Via mysteriousuniverse.org by Nick Redfern
Tales of blazing-eyed, huge black dogs of an ominous and sometimes deadly kind – and which can take on multiple forms – are significant parts of British folklore and mythology. They even inspired Sir Arthur Conan Doyle to write his classic Sherlock Holmes novel of 1902, The Hound of the Baskervilles. They are among the most feared of all shapeshifters, primarily because they are linked to the realm of the dead and the afterlife. The story which follows is one of the strangest and most sinister of all, when it comes to the issue of what are generally referred to as Phantom Black Dogs – or PBDs.
If you think it’s tough to serve a life-long jail sentence today, you may want to take a look at life in England’s Newgate Prison, circa the latter part of the 1500s.To say that existence was grim for those who were destined to die within the infamous prison would be an understatement of epic proportions. And particularly so when you’re also faced with fighting off a marauding entity that is part-human and part-monstrous hound. But, let’s not get too ahead of ourselves. A bit of background on Newgate Prison is first required.
The origins of this particularly notorious jail date back to 1188, which was the year in which its huge, creaking doors were first opened. Such was the level of violence that existed in lawless England at the time, the facility was constantly being added to, specifically to cope with the ever-growing band of criminals that came its way. In other words, business was not just good: it was positively blooming. Things remained that way until the doors of the prison were finally shut, in 1902.
It was, however, in the 1500s that Newgate Prison earned its reputation as a definitive hellhole. During this period food for the people of London was at its lowest. Malnutrition, starvation, and death were very much the order of the day. Behind the walls of Newgate, however, things were even worse. If such a thing was possible. Yes, unfortunately, it was. Old texts and manuscripts tell of nightmarish scenarios in which the starving, desperate prisoners turned upon one another, literally eating each other alive in cramped, filthy cells and amid a sickening and ever-growing stench of rotting, human flesh.
One of those manuscripts, written by Samuel Rowlands, has proven to be a very curious one. Its title, in quaint, old-English style, was The Discovery of a London Monster, called The Blacke Dogg of Newgate: Profitable for all Readers to Take Heed by. At the very height of the terrible, cannibalistic activity – which even the guards were fearful of trying to stop, lest they, too, became food for the prisoners – a huge black dog suddenly manifested in one of the larger cells, a cell that held more than a dozen criminals.
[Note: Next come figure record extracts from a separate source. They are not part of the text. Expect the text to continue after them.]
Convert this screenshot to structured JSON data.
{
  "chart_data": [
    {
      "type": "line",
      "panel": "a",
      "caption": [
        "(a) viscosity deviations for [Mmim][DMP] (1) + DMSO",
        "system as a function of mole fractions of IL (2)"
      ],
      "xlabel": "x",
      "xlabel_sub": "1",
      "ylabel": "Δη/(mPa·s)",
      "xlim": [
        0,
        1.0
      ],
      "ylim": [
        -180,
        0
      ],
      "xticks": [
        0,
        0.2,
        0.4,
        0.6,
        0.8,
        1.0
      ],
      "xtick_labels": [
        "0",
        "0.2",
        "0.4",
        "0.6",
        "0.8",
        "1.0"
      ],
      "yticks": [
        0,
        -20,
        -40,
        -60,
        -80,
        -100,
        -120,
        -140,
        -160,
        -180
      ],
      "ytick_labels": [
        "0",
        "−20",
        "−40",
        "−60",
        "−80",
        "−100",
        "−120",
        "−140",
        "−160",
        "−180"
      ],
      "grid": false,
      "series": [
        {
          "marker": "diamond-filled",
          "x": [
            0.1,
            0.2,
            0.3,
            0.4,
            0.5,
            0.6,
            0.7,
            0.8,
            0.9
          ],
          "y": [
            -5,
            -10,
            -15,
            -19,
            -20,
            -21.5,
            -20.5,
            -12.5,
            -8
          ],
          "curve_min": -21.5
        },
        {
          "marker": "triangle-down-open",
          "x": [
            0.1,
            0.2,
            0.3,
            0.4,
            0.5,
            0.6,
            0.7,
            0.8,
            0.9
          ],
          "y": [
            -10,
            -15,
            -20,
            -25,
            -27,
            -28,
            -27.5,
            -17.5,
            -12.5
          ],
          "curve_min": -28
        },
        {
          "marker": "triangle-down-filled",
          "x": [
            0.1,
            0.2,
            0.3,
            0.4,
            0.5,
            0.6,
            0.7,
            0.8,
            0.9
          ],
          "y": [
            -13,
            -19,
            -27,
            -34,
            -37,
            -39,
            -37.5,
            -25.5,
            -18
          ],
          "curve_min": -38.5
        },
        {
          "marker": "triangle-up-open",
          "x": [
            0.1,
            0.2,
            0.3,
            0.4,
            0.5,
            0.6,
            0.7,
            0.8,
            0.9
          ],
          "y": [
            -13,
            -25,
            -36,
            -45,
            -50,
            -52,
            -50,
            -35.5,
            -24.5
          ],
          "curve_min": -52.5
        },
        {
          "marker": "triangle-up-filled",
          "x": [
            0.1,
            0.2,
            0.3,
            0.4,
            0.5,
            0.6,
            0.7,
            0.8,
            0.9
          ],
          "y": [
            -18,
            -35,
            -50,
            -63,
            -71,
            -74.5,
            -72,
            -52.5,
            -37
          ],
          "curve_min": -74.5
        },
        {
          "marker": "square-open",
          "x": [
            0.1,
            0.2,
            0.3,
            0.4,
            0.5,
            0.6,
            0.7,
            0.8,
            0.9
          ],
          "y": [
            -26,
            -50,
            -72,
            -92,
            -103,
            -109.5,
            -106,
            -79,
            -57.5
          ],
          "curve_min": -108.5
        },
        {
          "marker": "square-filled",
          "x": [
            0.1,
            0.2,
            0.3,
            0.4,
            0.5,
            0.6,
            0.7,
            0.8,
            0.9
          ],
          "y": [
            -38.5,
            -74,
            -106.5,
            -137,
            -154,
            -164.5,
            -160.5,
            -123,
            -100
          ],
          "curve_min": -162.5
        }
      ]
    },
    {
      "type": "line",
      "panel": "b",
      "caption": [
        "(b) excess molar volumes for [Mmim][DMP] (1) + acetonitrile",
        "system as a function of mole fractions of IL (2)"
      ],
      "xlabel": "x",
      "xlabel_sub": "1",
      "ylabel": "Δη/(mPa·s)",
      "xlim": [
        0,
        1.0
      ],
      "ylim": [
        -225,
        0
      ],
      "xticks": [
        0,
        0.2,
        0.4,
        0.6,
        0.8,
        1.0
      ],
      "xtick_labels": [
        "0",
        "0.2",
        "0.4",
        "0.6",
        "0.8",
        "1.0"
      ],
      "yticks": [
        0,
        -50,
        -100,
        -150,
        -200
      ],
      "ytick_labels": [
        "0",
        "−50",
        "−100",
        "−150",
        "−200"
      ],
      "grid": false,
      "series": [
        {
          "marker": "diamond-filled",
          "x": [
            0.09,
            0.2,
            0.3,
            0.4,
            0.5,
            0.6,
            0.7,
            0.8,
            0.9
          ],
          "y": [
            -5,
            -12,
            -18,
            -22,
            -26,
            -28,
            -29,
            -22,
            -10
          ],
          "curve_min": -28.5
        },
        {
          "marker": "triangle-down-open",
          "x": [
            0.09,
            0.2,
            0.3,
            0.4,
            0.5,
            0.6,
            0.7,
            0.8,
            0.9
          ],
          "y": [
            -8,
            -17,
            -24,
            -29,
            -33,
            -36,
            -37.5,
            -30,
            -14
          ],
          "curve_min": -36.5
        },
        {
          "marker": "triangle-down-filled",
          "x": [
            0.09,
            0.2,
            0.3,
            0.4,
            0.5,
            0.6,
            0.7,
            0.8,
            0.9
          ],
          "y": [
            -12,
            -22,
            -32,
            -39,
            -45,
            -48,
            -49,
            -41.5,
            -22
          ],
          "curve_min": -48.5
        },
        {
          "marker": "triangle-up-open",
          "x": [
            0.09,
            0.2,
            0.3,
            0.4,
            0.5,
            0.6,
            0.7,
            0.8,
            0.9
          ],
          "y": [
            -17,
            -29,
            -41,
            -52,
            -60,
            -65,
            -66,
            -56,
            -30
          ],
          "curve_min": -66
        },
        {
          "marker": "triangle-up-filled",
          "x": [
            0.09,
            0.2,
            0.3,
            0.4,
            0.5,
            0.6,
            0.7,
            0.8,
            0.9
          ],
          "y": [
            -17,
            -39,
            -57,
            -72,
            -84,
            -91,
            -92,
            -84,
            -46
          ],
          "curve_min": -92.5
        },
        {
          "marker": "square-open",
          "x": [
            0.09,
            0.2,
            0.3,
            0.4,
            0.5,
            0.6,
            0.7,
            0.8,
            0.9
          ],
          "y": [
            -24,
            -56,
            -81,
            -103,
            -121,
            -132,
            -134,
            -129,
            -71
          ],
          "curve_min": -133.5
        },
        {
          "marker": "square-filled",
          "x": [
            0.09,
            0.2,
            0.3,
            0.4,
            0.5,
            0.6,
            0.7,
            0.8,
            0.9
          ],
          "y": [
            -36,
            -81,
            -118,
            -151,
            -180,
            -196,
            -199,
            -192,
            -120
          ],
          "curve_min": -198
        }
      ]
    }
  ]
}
Panic-filled mayhem erupted as the red-eyed, canine fiend rampaged around the room, tearing into the bodies of the emaciated prisoners, and ripping away skin, and crunching down on weakened bones. With the cell turned into what looked like some ghoulish slaughterhouse, and the prisoners all quickly and violently dead, the monstrous hound suddenly vanished – as if into thin air itself. Word quickly got around that the supernatural, killer dog was the shape-shifted form of one of the dead prisoners. He was a man who had been devoured by his fellow prisoners several days earlier, and who had returned in the form of a diabolical hound to take out his very own, unique form of lethal justice.